Third, I argued in my earlier essay [here] that, from a Judeo-Christian perspective, a child’s given name is not just an arbitrary label somebody (i.e., a parent) attached to a child but part of a whole vision of whom a person-as-gift is. Constitutional lawyers out there: is there anything here on which to make a First Amendment case against revisionist school boards not just for violating parental rights but for impairing their religious freedom?

I also wrote in that prior piece that, as my son began high school this year, I had to fill out the usual dense form indicating what I authorize the school to do if Karol experiences a health issue. Could the school give him Tylenol? An Advil? Does he require any daily medications? If so, what are they and what are their dosages? Will you deposit the authorized drugs with the school nurse?

Notice that the general principle of required parental consent for medical interventions remains pro forma intact. The school board would not allow those medications or interventions absent a consent form, aware of their exposure to liability.

The general principle remains intact. In that way, the sexual revolutionaries cover their tracks. The dirty little secret is the carve-out they give themselves.

It started in the wake of the now happily dead Roe decision. You couldn’t give a child an aspirin without parental consent, but you could take her to an abortion clinic without parental knowledge. Planned Parenthood v.
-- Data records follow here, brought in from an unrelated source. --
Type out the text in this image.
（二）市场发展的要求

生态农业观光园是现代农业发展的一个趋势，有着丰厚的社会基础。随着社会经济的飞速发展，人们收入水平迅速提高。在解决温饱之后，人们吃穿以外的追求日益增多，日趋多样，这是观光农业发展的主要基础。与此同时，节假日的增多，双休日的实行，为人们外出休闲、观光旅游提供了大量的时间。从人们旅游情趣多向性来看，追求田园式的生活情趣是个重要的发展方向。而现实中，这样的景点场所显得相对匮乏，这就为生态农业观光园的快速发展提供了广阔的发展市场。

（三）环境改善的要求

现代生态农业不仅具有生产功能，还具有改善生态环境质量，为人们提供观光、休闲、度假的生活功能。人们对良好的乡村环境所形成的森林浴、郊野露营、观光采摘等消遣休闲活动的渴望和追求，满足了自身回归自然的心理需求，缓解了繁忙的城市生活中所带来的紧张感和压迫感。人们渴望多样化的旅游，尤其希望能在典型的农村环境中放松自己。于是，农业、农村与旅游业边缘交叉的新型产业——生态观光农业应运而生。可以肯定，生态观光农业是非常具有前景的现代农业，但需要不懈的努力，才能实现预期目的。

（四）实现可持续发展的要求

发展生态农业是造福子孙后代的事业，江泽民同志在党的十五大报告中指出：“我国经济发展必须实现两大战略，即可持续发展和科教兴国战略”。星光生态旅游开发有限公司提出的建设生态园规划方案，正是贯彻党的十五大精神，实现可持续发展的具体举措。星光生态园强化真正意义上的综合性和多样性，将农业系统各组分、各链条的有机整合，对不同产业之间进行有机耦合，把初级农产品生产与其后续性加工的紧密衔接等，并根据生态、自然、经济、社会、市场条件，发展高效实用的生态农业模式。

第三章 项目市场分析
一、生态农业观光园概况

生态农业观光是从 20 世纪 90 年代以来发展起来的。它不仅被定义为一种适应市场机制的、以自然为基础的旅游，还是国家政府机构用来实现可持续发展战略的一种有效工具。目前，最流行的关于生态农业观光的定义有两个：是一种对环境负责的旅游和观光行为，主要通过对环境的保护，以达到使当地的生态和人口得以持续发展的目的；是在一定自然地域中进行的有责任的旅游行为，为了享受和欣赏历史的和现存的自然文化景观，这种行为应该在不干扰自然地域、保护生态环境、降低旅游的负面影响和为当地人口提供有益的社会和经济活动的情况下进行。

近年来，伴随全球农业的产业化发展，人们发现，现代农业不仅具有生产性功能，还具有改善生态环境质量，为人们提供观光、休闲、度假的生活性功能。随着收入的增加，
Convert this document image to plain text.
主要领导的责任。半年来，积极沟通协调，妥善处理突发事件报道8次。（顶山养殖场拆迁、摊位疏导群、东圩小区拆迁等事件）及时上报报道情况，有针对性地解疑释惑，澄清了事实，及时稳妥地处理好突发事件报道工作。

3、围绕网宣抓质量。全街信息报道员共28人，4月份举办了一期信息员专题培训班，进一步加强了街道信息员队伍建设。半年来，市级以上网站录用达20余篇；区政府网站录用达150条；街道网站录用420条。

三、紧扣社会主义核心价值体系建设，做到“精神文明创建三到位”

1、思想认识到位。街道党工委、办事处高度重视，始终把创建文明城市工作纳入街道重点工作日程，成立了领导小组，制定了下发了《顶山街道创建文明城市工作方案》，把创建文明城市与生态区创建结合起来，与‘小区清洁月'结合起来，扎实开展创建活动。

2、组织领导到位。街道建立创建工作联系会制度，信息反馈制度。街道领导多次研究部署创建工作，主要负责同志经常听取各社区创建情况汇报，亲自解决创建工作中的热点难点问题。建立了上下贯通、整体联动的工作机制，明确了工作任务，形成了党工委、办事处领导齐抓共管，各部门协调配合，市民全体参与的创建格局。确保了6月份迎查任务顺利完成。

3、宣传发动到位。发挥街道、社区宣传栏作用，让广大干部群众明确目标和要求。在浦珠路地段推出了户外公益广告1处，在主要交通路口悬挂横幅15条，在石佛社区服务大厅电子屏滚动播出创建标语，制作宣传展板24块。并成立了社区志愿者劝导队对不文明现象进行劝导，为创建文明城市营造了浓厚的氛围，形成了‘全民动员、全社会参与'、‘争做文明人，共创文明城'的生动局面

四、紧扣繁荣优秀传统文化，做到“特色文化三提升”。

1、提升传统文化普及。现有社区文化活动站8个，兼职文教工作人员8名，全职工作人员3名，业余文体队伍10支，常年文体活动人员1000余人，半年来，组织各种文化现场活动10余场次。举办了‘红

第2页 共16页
Danforth erected the fiction that, in the name of “children’s welfare,” a parent’s refusal of consent to an abortion could be negated by judicial bypass. (When the kid was hurt or depressed, did Harry Blackmun take care of her?)

Now that Dobbs has removed that obstacle, why aren’t parents in every state demanding that loophole be closed? Now. Regardless of whatever else they think about abortion? Even people who may not otherwise support a comprehensive ban on abortion could support protecting parental rights in this area.

The Danforth precedent allowed the Sexual Revolution to second-guess parental rights in the name of a child’s “welfare.” That’ll remain the sob story they advance: “you know, many kids live in dysfunctional homes with uncaring parents, etc.”

Except what that really means is that a family that lives according to Catholic values is, by their definition, “dysfunctional.”

The same game with your child is now being played by gender ideologues. “This should be a conversation between parent and child” but, if parent does not say, “Oh yes, John, — er, I mean, Sue – by all means!” then that parent is uncaring, maybe dysfunctional. In the minds of some “progressive” legislators, he may even be “unfit,” a candidate for state child protective services investigation.

Let’s take them on their own terms. If chemical castration and physical mutilation are really “gender-affirming health care,” why don’t they fit under the same rubric as health care for dispensing a Tylenol? Or is the pain of a real migraine incomparable to the “pain” of frustrated gender “affirmation?” Isn’t there really another agenda here?

The name game is the latest front in efforts to geld parental rights, to switch the gravamen of the old axiom from in loco parentis to nonnumquam in loco scholae (sometimes in place of the school).    

Bishop McManus struck a blow for parental rights. Let’s bear witness to the principles he defended.


John M. Grondelski (Ph.D., Fordham) was former associate dean of the School of Theology, Seton Hall University, South Orange, New Jersey. All views expressed herein are exclusively his.